What is PaperBanana
PaperBanana is an AI-powered academic illustration generator that automates the creation of publication-ready figures from text descriptions. It utilizes a multi-agent framework to produce methodology diagrams, statistical charts, infographics, and other scientific visualizations.
How to use PaperBanana
- Enter a prompt: Describe the desired academic figure in the text area. Templates are available for common structures like "Transformer Architecture" or "RAG System Pipeline".
- Select Style: Choose a visual style from the dropdown menu (e.g., Methodology Diagrams, Statistical Plots).
- Configure Options: Adjust Aspect Ratio and Resolution as needed.
- Generate: Click the "Generate" button to create the illustration.
- Preview: View the generated image in the preview pane.
Features of PaperBanana
- Automated Illustration Generation: Creates publication-ready academic illustrations from text.
- Multi-Agent Framework: Employs a closed-loop system with five agents (Retriever, Planner, Stylist, Visualizer, Critic) for accurate and polished results.
- Methodology Diagrams: Generates model architectures, algorithm flows, and system pipelines.
- Accurate Statistical Plots: Produces charts using executable Python Matplotlib code to ensure numerical precision and avoid hallucinations.
- Aesthetic Enhancement: Refines rough sketches and existing diagrams to meet publication standards.
- Educational Infographics: Creates clear and scientifically rigorous infographics for educational purposes.
- Style Transfer: Applies aesthetic guidelines from reference libraries for top-venue compliance.
- Open Source: Available under CC BY-SA 4.0 license with code and datasets on GitHub.
Use Cases of PaperBanana
- Generating methodology diagrams for research papers.
- Creating accurate statistical charts and plots from data.
- Producing educational infographics to explain complex concepts.
- Enhancing and polishing hand-drawn sketches into professional illustrations.
- Developing visual assets for academic posters and presentations.
FAQ
What is PaperBanana?
PaperBanana is an agentic framework designed to automate the generation of publication-ready academic illustrations, including methodology diagrams, statistical plots, and educational infographics. It orchestrates five specialized AI agents in a collaborative pipeline to ensure accuracy, faithfulness, and visual quality.
How does PaperBanana's multi-agent framework work?
PaperBanana coordinates five specialized agents: Retriever (locates references), Planner (translates text to layouts), Stylist (synthesizes aesthetics), Visualizer (renders using Nano-Banana-Pro or code), and Critic (self-reflects and corrects). This closed-loop architecture ensures faithfulness, precision, and reliability.
How does PaperBanana ensure data accuracy in statistical plots?
For statistical charts, PaperBanana generates executable Python Matplotlib code from raw data, ensuring mathematical precision for bars, data points, and scales, thus avoiding numerical hallucinations.
What is Nano-Banana-Pro?
Nano-Banana-Pro is a specialized image generation model used by PaperBanana's Visualizer Agent, excelling at synthesizing complex shapes, connectors, and scientific icons for methodology diagrams.
How is PaperBanana evaluated?
PaperBanana was evaluated using PaperBananaBench on 292 NeurIPS 2025 test cases, showing consistent outperformance against baselines like GPT-Image and Paper2Any in faithfulness, conciseness, readability, and aesthetics.
Is PaperBanana open source?
Yes, PaperBanana is fully open source under the Creative Commons Attribution-ShareAlike 4.0 International License (CC BY-SA 4.0), with its codebase, model weights, and benchmark publicly available on GitHub.
What inputs does PaperBanana need to generate a diagram?
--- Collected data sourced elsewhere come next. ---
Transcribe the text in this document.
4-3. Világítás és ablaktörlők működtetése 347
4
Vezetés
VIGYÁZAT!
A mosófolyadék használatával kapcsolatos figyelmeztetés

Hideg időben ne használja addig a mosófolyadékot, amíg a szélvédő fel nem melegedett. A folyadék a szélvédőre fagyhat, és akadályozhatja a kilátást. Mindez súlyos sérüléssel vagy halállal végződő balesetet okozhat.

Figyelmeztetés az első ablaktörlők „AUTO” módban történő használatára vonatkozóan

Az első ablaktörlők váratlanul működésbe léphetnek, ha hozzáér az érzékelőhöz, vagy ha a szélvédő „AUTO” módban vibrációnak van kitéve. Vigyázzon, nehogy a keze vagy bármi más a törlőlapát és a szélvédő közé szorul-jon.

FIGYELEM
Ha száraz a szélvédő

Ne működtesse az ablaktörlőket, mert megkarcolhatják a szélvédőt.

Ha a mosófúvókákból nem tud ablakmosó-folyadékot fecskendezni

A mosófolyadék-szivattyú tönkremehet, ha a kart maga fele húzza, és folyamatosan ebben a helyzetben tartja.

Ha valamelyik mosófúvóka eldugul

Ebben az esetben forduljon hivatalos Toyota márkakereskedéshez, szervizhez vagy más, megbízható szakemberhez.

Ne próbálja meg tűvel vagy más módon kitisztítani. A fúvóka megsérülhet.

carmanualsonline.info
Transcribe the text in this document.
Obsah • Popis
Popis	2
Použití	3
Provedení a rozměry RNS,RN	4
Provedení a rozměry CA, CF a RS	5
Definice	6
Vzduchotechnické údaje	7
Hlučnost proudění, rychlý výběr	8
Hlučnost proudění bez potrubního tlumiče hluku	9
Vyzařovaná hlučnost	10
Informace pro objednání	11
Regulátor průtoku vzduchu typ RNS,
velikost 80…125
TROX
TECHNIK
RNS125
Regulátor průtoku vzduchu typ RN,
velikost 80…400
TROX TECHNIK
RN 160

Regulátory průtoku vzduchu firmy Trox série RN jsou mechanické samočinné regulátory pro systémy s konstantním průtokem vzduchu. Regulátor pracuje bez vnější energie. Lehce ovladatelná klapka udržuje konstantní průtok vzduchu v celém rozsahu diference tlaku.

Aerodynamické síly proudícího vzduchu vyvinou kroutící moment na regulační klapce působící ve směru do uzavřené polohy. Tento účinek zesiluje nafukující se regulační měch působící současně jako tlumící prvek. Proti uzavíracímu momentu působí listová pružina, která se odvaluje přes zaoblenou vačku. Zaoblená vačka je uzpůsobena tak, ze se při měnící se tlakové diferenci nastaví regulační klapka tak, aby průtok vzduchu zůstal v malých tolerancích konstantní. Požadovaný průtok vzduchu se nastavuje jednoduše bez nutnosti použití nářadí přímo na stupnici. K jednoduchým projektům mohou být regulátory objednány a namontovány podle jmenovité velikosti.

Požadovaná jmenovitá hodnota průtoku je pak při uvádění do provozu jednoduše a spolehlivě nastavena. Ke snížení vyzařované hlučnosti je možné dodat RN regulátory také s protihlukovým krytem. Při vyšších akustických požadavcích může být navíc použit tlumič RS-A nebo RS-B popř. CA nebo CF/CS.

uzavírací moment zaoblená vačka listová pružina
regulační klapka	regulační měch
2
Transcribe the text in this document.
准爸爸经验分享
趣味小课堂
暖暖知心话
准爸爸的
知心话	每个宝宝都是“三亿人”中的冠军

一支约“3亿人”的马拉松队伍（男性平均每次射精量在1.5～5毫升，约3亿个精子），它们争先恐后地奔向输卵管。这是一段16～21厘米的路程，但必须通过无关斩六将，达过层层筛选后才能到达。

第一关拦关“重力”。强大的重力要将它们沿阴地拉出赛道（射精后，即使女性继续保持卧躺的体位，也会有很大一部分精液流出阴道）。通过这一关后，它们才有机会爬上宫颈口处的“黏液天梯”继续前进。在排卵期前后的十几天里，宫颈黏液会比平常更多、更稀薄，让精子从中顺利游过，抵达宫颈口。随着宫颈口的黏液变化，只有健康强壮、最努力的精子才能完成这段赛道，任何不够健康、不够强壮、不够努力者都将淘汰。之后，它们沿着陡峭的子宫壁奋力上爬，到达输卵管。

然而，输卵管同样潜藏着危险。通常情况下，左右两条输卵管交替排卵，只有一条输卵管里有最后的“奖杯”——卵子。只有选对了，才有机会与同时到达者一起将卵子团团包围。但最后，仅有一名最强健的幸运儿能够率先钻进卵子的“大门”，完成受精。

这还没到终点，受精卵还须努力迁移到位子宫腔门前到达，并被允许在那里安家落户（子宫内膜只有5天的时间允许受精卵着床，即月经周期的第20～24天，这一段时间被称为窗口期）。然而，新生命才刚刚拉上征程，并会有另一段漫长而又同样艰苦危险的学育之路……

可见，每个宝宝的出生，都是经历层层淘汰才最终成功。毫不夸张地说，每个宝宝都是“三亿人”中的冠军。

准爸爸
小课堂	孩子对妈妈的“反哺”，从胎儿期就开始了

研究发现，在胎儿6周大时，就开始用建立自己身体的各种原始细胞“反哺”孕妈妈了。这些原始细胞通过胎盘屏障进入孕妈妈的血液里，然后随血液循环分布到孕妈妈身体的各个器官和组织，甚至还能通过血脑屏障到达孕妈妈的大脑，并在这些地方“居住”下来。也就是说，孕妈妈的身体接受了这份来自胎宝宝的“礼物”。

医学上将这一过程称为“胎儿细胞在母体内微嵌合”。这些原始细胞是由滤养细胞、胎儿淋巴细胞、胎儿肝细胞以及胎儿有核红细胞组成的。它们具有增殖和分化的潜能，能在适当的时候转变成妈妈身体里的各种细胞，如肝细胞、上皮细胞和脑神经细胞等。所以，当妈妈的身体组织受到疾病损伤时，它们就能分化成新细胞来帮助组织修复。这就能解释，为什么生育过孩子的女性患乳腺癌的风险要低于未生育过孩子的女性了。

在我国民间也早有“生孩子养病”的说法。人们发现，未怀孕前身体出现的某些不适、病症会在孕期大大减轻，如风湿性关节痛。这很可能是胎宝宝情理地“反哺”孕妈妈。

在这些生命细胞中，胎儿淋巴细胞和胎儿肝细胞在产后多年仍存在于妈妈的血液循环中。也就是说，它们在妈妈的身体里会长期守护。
Typically, it requires a Visual Intent (description), Source Context (paper sections), and a Figure Caption. For statistical plots, Raw Data in JSON or CSV format is also needed.
Can PaperBanana improve my existing hand-drawn sketches?
Yes, PaperBanana's Aesthetic Enhancement feature applies auto-summarized guidelines to refine color schemes, typography, and overall quality of hand-drawn drafts.
What types of academic figures can PaperBanana generate?
It supports methodology diagrams, statistical charts, educational infographics, poster and conference slide assets, and aesthetic refinement of existing sketches.
How does PaperBanana compare to DALL-E or other image generators?
Unlike general image generators that may produce logical or numerical errors, PaperBanana's structured multi-agent pipeline, code-based rendering for charts, and critic agent ensure scientific faithfulness and accuracy.